Pick a flavor, any flavor, and there is a beer that tastes like it. Choose any aroma you favor and an ale or lager exists to mimic its essence and please your palate in the process. Endlessly creative American brewers have concocted all manner of delicious and nuanced beverages, from India Pale Ales chock full of grapefruit and orange aromas to Belgian-style Tripels that taste like bananas and Wrigley’s Juicy Fruit gum to stouts brimming with smooth, inviting coffee and chocolate notes. Much like young Charlie entering Willy Wonka’s Chocolate Factory, if you can imagine the beer you want to drink, imaginative brewers can brew it. From quiet, sipping, and cool lagers to palate bullying hop monsters and every hint of floral fruit, bready sweetness, or funky flavor in-between, the wide world of American brewing creativity is bound only by the imaginations of its passionate brewers and the courage of adventurous consumers.
While there is no need for consumers to understand the intricacies of dozens of beer styles, a little knowledge can enhance their enjoyment, like knowing the songs at a concert. Taking time to explain a little history about the dozens of beer styles you can find in most local stores and bars can help consumers branch out from their regular brands.
For those consumers who generally choose lighter flavors beers or perhaps still carry out six or twelve packs of Bud, Miller, and Coors products, try suggesting a couple of straightforward German Helles style beers.

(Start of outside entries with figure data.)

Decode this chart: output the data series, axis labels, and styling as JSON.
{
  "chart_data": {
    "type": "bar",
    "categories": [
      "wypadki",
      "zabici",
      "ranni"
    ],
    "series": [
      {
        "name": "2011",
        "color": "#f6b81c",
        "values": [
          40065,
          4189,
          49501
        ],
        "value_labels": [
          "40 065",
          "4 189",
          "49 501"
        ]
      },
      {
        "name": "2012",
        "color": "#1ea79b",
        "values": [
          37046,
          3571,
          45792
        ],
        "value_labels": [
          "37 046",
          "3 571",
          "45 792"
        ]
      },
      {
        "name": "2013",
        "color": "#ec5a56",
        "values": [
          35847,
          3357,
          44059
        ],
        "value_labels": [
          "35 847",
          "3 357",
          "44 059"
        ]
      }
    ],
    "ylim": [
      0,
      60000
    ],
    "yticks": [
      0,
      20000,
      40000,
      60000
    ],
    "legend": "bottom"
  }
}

Especially popular in and around Munich, this style was developed in the late nineteenth-century by Bavarian brewers to compete with their Czech Pilsener rivals. The classic style focuses on a mild yet grainy malt flavors and often possess a light and sometimes spicy hop bitterness. A touch hoppy, the smooth-drinking bready Munich malt flavor is key to the popularity of the Helles style, which is often sold under the generic Lager designation in southern Germany. With a sustainable, tight white head of foam and striking golden color, a glass of the clean, medium-bodied Helles is sure to catch your customer’s eye and convince them to order another round.